デートに誘うのに、こんなに緊張したことがあっただろうか。

 

「美術館、行かない?」

 

そう切り出した声が、自分でも驚くほど平坦だった。

平静を装うのに、精一杯だったのだと思う。

 

凛は目を丸くしたあと、ゆっくりと笑った。

「玲依さんから誘われるの、初めてかも」

 

図星だった。

言い返す言葉が見つからなくて、視線を逸らした。

 

 

電車の中で、指先が触れた。

どちらからともなく、指が絡まっていく。

 

人前で手を繋ぐことに、まだ慣れない。

慣れないのに、離す気にはなれない。

 

繋いだ手に、凛が親指でそっと円を描く。

くすぐったいような、甘いような感覚が、指先から肩まで駆け上がった。

 

「玲依さんの手、あったかい」

 

耳元でそう囁かれて、頬が熱くなる。

窓の外を流れる景色よりも、隣の体温のほうがずっと気になっていた。

 

 

展示室に入った瞬間、凛の空気が変わった。

 

さっきまでの、軽くて柔らかい表情が消える。

代わりに現れるのは、齢よりずっと大人びた、鋭い目。

 

一枚の絵の前で、凛の足が止まる。

何を見ているのか、自分には分からない。

けれど凛の視線は、絵の奥の奥まで届いているようだった。

そのまま、しばらく動かない。

呼吸の音まで、絵に吸い込まれてしまったみたいだった。

気づけば、後ろから凛に近づいていた。

腰に、そっと手を回す。

抱きしめるというより、寄り添うくらいの力加減で。

凛の体温が、掌から伝わってくる。

「わ」

小さく声を漏らして、凛が振り返りかける。

「動かないで」

耳元でそう囁くと、凛の肩から力が抜けた。

背中に、こちらの頬を寄せる。

そのまま、二人で同じ絵を見つめる格好になった。

 

「この人、たぶん」

不意に、凛が呟いた。

「描くのが怖くなった時期があったんだと思う」

「どうして分かるの」

問いかけながら、腰に回した手に、少しだけ力を込めた。

離したくない、という気持ちが勝手に指先に出てしまう。

「筆の勢いが、途中から変わってるから」

淡々とした声。

けれどその奥に、何か個人的な痛みが透けて見えた。

「凛も、そういう時期あるの」

聞いてから、少し後悔した。

踏み込みすぎたかもしれない、と思ったから。

代わりに、抱き寄せる腕に、そっと力を足した。

言葉より先に、体温で伝えたかった。

 

 

凛は答えるまで、少し間を置いた。

 

「卒業したら、どうしようかなって」

 

「絵、続けないの」

 

「続けたいけど。

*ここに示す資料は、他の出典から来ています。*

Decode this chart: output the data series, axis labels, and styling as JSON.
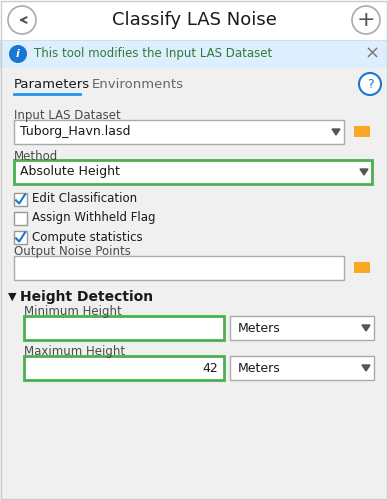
{
  "title": "Classify LAS Noise",
  "info_text": "This tool modifies the Input LAS Dataset",
  "tab1": "Parameters",
  "tab2": "Environments",
  "label_input_las": "Input LAS Dataset",
  "input_las_value": "Tuborg_Havn.lasd",
  "label_method": "Method",
  "method_value": "Absolute Height",
  "cb1_label": "Edit Classification",
  "cb1_checked": true,
  "cb2_label": "Assign Withheld Flag",
  "cb2_checked": false,
  "cb3_label": "Compute statistics",
  "cb3_checked": true,
  "label_output_noise": "Output Noise Points",
  "output_noise_value": "",
  "section_height_detection": "Height Detection",
  "label_min_height": "Minimum Height",
  "min_height_value": "",
  "label_max_height": "Maximum Height",
  "max_height_value": "42",
  "meters_label": "Meters",
  "bg_color": "#f0f0f0",
  "header_bg": "#ffffff",
  "info_bg": "#ddeeff",
  "info_text_color": "#2e7d32",
  "title_color": "#1a1a1a",
  "label_color": "#4a4a4a",
  "section_color": "#1a1a1a",
  "green_border": "#4caf50",
  "box_bg": "#ffffff",
  "tab_underline": "#2196f3",
  "icon_blue": "#1976d2",
  "folder_color": "#f9a825",
  "help_border": "#1976d2",
  "help_text_color": "#1976d2"
}
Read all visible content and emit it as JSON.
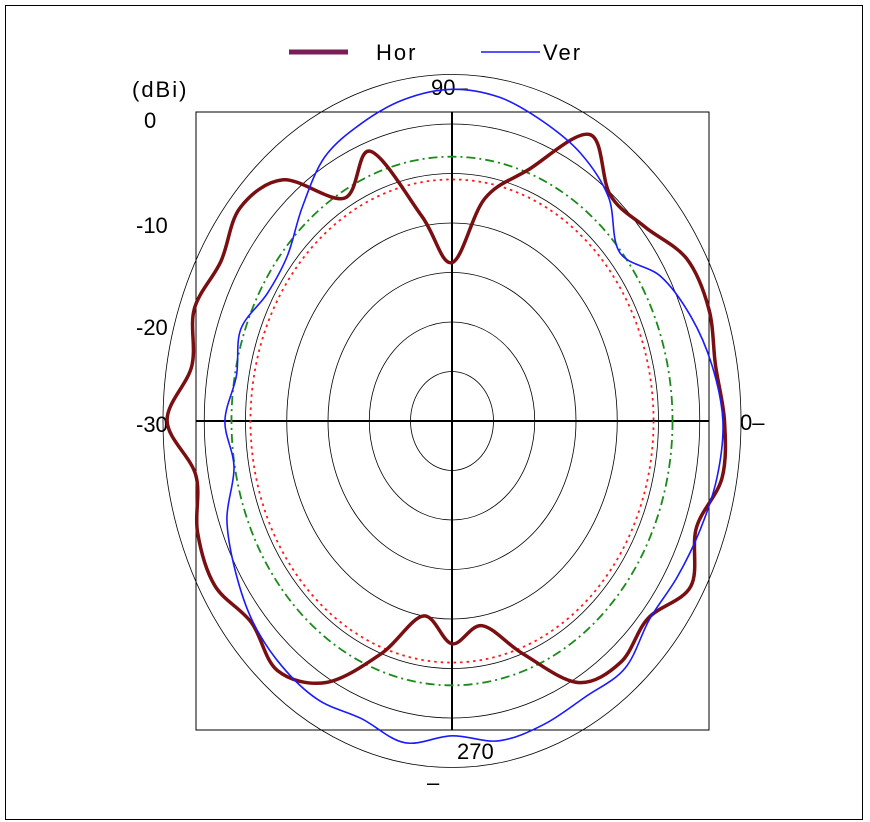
{
  "chart_data": {
    "type": "polar-line",
    "unit_label": "(dBi)",
    "radial_ticks": [
      "0",
      "-10",
      "-20",
      "-30"
    ],
    "radial_range_dbi": [
      -30,
      0
    ],
    "ring_values_dbi": [
      -25,
      -20,
      -15,
      -10,
      -5,
      0,
      5
    ],
    "angle_labels": {
      "deg0": "0–",
      "deg90": "90–",
      "deg270": "270",
      "deg270_mark": "–"
    },
    "legend": {
      "position": "top-center"
    },
    "reference_circles": [
      {
        "style": "dash-dot",
        "color": "#1a8a1a",
        "value_dbi": -3.3
      },
      {
        "style": "dotted",
        "color": "#ff1a1a",
        "value_dbi": -5.6
      }
    ],
    "series": [
      {
        "name": "Hor",
        "color": "#7a0f12",
        "angles_deg": [
          0,
          10,
          20,
          30,
          40,
          50,
          60,
          70,
          80,
          90,
          100,
          110,
          120,
          130,
          140,
          150,
          160,
          170,
          180,
          190,
          200,
          210,
          220,
          230,
          240,
          250,
          260,
          270,
          280,
          290,
          300,
          310,
          320,
          330,
          340,
          350
        ],
        "values_dbi": [
          3.0,
          2.4,
          3.1,
          2.8,
          0.5,
          -0.2,
          3.4,
          -3.0,
          -7.2,
          -14.0,
          -9.0,
          -1.0,
          -4.0,
          1.8,
          3.5,
          2.3,
          3.2,
          2.0,
          4.5,
          1.5,
          2.8,
          3.2,
          1.7,
          2.9,
          0.5,
          -5.0,
          -10.0,
          -7.5,
          -9.0,
          -5.0,
          0.5,
          1.8,
          1.0,
          3.4,
          1.5,
          3.2
        ]
      },
      {
        "name": "Ver",
        "color": "#1a1aff",
        "angles_deg": [
          0,
          10,
          20,
          30,
          40,
          50,
          60,
          70,
          80,
          90,
          100,
          110,
          120,
          130,
          140,
          150,
          160,
          170,
          180,
          190,
          200,
          210,
          220,
          230,
          240,
          250,
          260,
          270,
          280,
          290,
          300,
          310,
          320,
          330,
          340,
          350
        ],
        "values_dbi": [
          2.8,
          2.0,
          0.8,
          -0.8,
          -3.5,
          -0.5,
          1.2,
          2.2,
          3.2,
          3.5,
          3.0,
          2.0,
          0.8,
          -1.8,
          -4.0,
          -4.2,
          -2.8,
          -3.5,
          -2.5,
          -3.2,
          -1.0,
          0.3,
          1.5,
          2.2,
          2.5,
          2.0,
          3.0,
          1.8,
          2.8,
          2.6,
          2.2,
          2.6,
          1.2,
          1.5,
          2.0,
          2.6
        ]
      }
    ]
  }
}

生きていくのって、それだけじゃ難しいし」

 

軽い口調のまま、けれど目は絵に向いたまま。

その距離感が、かえって本心の重さを物語っていた。

 

何か言おうとして、やめた。

今は、言葉より先に、隣にいることのほうが大事な気がした。

 

 

展示を出ると、外はもう夕方に近い光になっていた。

庭園のベンチに座り、二人で同じ方向を見る。

 

凛の肩に、頭を預けた。

自然と、そうしたくなった。

 

凛の手が、こちらの髪を、そっと撫でる。

その優しさに、目を閉じたくなるほど安心した。

 

「今日、楽しかった」

 

凛がぽつりと言う。

 

「普通のデートって、こんな感じなんだね」

 

「今まで、なかったもんね」

 

「玲依さんのせいで」

 

「凛のせいでもある」

 

軽口が、いつものように交わされる。

 

その合間に、繋いだ手の指が、また絡み合った。

離れがたくて、ぎゅっと握り返す。

 

 

けれどその奥に、確かな重みがあった。

三年かけて、ようやく手に入れた、何気ない午後。

 

これから先も、こんな時間を積み重ねていけたらいい。

そう思いながら、隣の横顔を見つめていた。

 

凛が、こちらを見て笑う。

その笑顔に誘われるように、額と額を、そっと合わせた。